During April and May while the project was on, when approaching Pfarrplatz, each time one was curious what to expect. The actors, who put themselves in the animals’ shoes, did a wonderful, inspiring, clever and very entertaining job. Mäkipää had provided them with manuscripts and possible scenes, but improvisation was the most important feature of their work. The magic was only possible with their committed engagement in situations and their authentic responses. Sometimes their comments were obvious, sometimes cheeky and often surprising. And time and again, people and animals engaged in long conversations.

It was an interesting experience to see how fast people accepted that the animals could talk. After a moment of initial surprise they became interested in what they were saying and the fact that they actually spoke our language soon became a matter of fact. Humans would easily be capable of communicating with other species, as people who live with pets demonstrate. It has just been forgotten and people living in urban environments have few possibilities to get in contact with animals. The situation on Pfarrplatz was reminiscent of a zoo, but the roles were reversed.
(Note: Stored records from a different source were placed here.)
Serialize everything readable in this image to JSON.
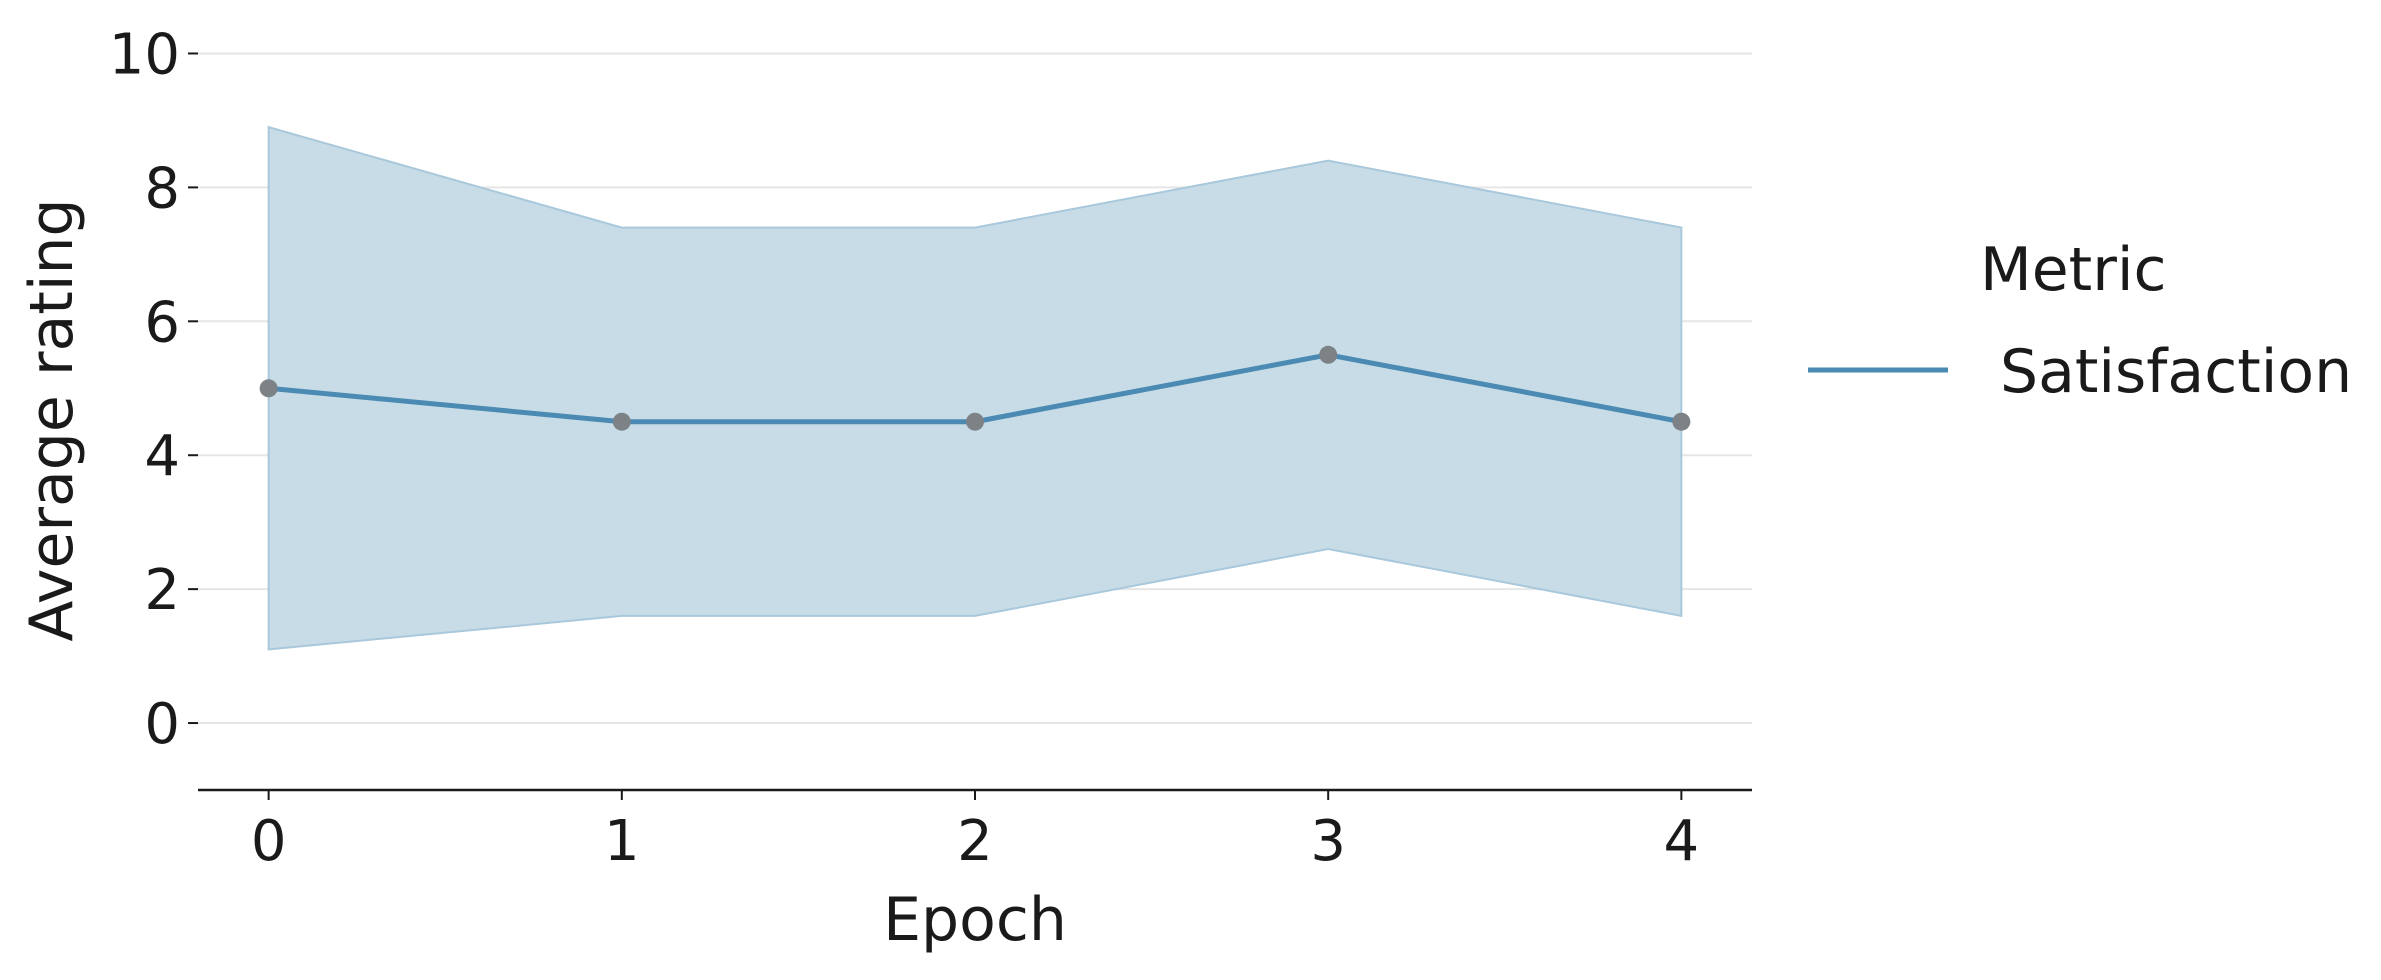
{
  "chart_data": {
    "type": "line",
    "x": [
      0,
      1,
      2,
      3,
      4
    ],
    "series": [
      {
        "name": "Satisfaction",
        "values": [
          5.0,
          4.5,
          4.5,
          5.5,
          4.5
        ],
        "band_lower": [
          1.1,
          1.6,
          1.6,
          2.6,
          1.6
        ],
        "band_upper": [
          8.9,
          7.4,
          7.4,
          8.4,
          7.4
        ],
        "color": "#4a8ab3",
        "band_color": "#c8dce7",
        "marker_color": "#7d8287"
      }
    ],
    "xlabel": "Epoch",
    "ylabel": "Average rating",
    "xlim": [
      -0.2,
      4.2
    ],
    "ylim": [
      -1,
      10.5
    ],
    "xticks": [
      "0",
      "1",
      "2",
      "3",
      "4"
    ],
    "yticks": [
      "0",
      "2",
      "4",
      "6",
      "8",
      "10"
    ],
    "grid": "horizontal",
    "legend": {
      "title": "Metric",
      "placement": "right"
    }
  }
}
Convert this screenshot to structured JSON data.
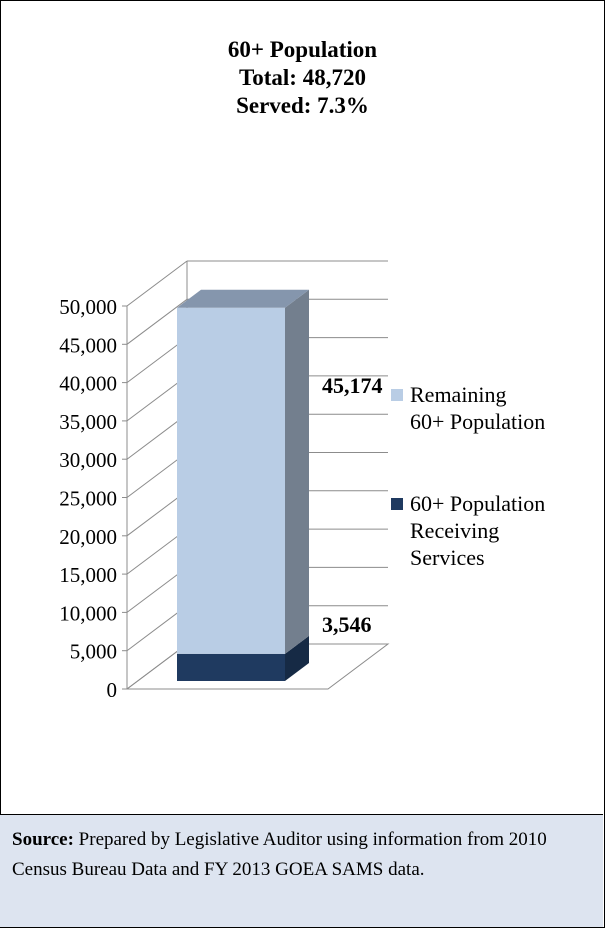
{
  "title": {
    "line1": "60+ Population",
    "line2": "Total: 48,720",
    "line3": "Served: 7.3%"
  },
  "chart_data": {
    "type": "bar",
    "stacked": true,
    "three_d": true,
    "categories": [
      ""
    ],
    "series": [
      {
        "name": "60+ Population Receiving Services",
        "values": [
          3546
        ],
        "color": "#1f3a60",
        "label": "3,546"
      },
      {
        "name": "Remaining 60+ Population",
        "values": [
          45174
        ],
        "color": "#b9cde5",
        "label": "45,174"
      }
    ],
    "legend": [
      {
        "lines": [
          "Remaining",
          "60+ Population"
        ],
        "color": "#b9cde5"
      },
      {
        "lines": [
          "60+ Population",
          "Receiving",
          "Services"
        ],
        "color": "#1f3a60"
      }
    ],
    "yticks": [
      "0",
      "5,000",
      "10,000",
      "15,000",
      "20,000",
      "25,000",
      "30,000",
      "35,000",
      "40,000",
      "45,000",
      "50,000"
    ],
    "ylim": [
      0,
      50000
    ],
    "grid": true,
    "legend_position": "right"
  },
  "source": {
    "label": "Source:",
    "text": " Prepared by Legislative Auditor using information from 2010 Census Bureau Data and FY 2013 GOEA SAMS data."
  }
}
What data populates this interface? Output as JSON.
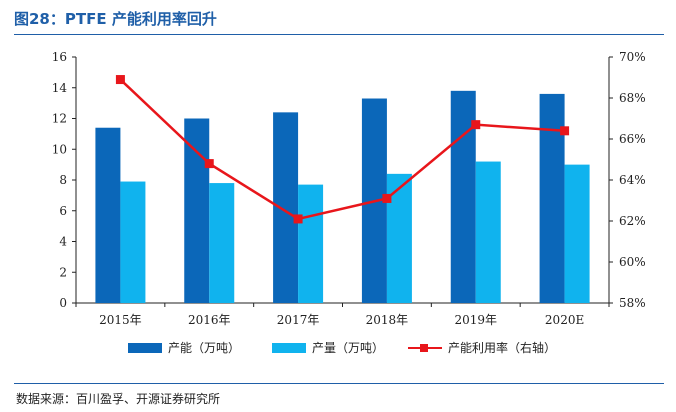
{
  "figure": {
    "title": "图28：PTFE 产能利用率回升",
    "source": "数据来源：百川盈孚、开源证券研究所"
  },
  "colors": {
    "capacity": "#0b67b9",
    "output": "#10b3ee",
    "utilization": "#e8161b",
    "accent": "#1f5fa8"
  },
  "chart_data": {
    "type": "bar",
    "categories": [
      "2015年",
      "2016年",
      "2017年",
      "2018年",
      "2019年",
      "2020E"
    ],
    "series": [
      {
        "name": "产能（万吨）",
        "type": "bar",
        "axis": "left",
        "values": [
          11.4,
          12.0,
          12.4,
          13.3,
          13.8,
          13.6
        ]
      },
      {
        "name": "产量（万吨）",
        "type": "bar",
        "axis": "left",
        "values": [
          7.9,
          7.8,
          7.7,
          8.4,
          9.2,
          9.0
        ]
      },
      {
        "name": "产能利用率（右轴）",
        "type": "line",
        "axis": "right",
        "values": [
          68.9,
          64.8,
          62.1,
          63.1,
          66.7,
          66.4
        ]
      }
    ],
    "y_left": {
      "min": 0,
      "max": 16,
      "ticks": [
        "0",
        "2",
        "4",
        "6",
        "8",
        "10",
        "12",
        "14",
        "16"
      ]
    },
    "y_right": {
      "min": 58,
      "max": 70,
      "ticks": [
        "58%",
        "60%",
        "62%",
        "64%",
        "66%",
        "68%",
        "70%"
      ]
    },
    "legend_position": "bottom"
  }
}
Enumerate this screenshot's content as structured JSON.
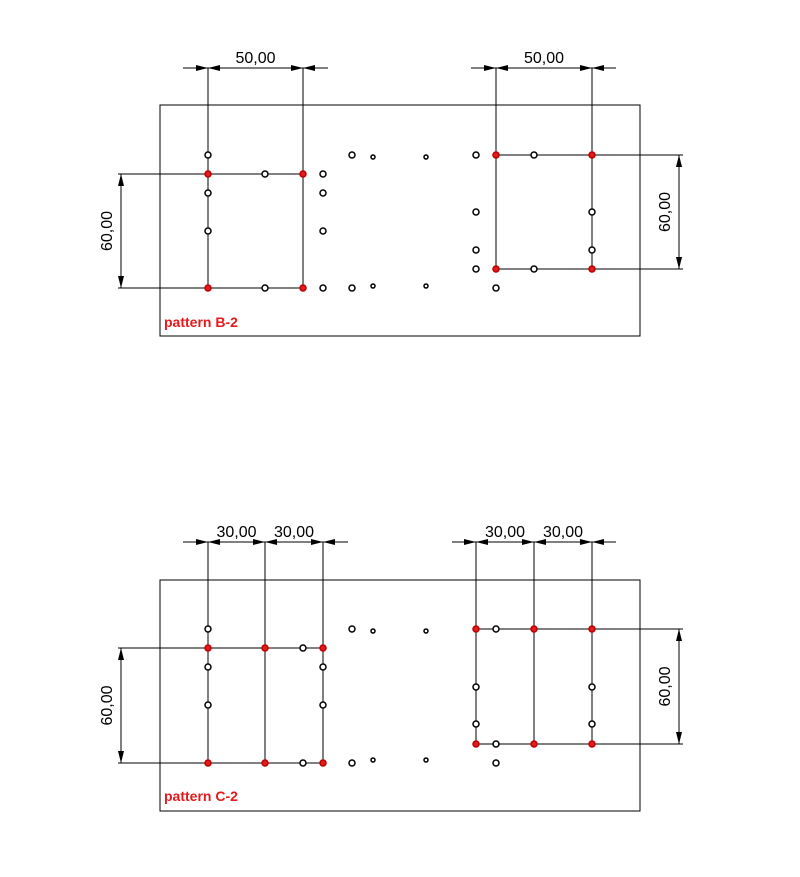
{
  "drawings": [
    {
      "label": "pattern B-2",
      "horizontal_dims": [
        "50,00",
        "50,00"
      ],
      "vertical_dims": [
        "60,00",
        "60,00"
      ]
    },
    {
      "label": "pattern C-2",
      "horizontal_dims": [
        "30,00",
        "30,00",
        "30,00",
        "30,00"
      ],
      "vertical_dims": [
        "60,00",
        "60,00"
      ]
    }
  ]
}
As soon as the animals started to talk, people on the other side of the fence where those being studied.

Some time ago, in the museum of natural history in Shiras, Iran, Mäkipää came across a surprising image: a tree of life with many varieties of animals, explaining evolution from an astonishingly Western point of view in a Muslim environment. Above the tree there was a second layer: A human being on a big cloud floating in the sky, illustrating a way of thinking which is still strongly present in society. Humans dwell on the idea that their origins are different from that of creatures, although science tells a different story. According to evolution, all beings share similar thoughts and emotions. Although the prevalent idea is that humans are more special than other beings.

Mäkipää shows no fear of humanizing animals, as they have been treated like “robots” for centuries. According to her, animals cannot be humanized enough because people are too stupid and ignorant to understand their ways of communication. The work mocks humans and shows how far animals have to go in order to make themselves understood.

Tea Mäkipää had been wanting to do this piece for a long time before the Linz-based arts centre Kunstraum Goethestrasse invited her to participate in their Linz09-project The Ill Rabbit. “How much craziness can one province take?“ was the core question asked by the rabbit in Kunstraum Goethestrasse’s umbrella project and Mäkipää’s animals involved the people of Linz in a most wonderful, close and intense way. To engage with beings, human and non-human, with different thoughts, backgrounds and ideas is not only enormously life enriching and thought provoking, but also our responsibility.

Empathy and communication with animals has been a recurring topic in the arts, one of the most prominent examples being Joseph Beuys’ coyote piece “I like America and America likes Me” from 1974. In 2009, multispecies communication and conviviality were not yet as well represented in the art world, as they seem to be today, five years later. In 2012, Our Common Problem: People was included in the Worldly House project for dOCUMENTA (13), an archive of artists' materials, texts, books, and videos presenting multispecies co-evolution in recognition of the work and ideas of Donna Haraway and her writings on animal-human interactions.

Our Common Problem: People is a wonderful example of the power and – in the best of senses – arrogation of the arts to cross borders, bringing the unimaginable closer. With its fairy-tale and down-to-earth approach, its humour and irony, the subversiveness of the piece touched people in a fabulous way.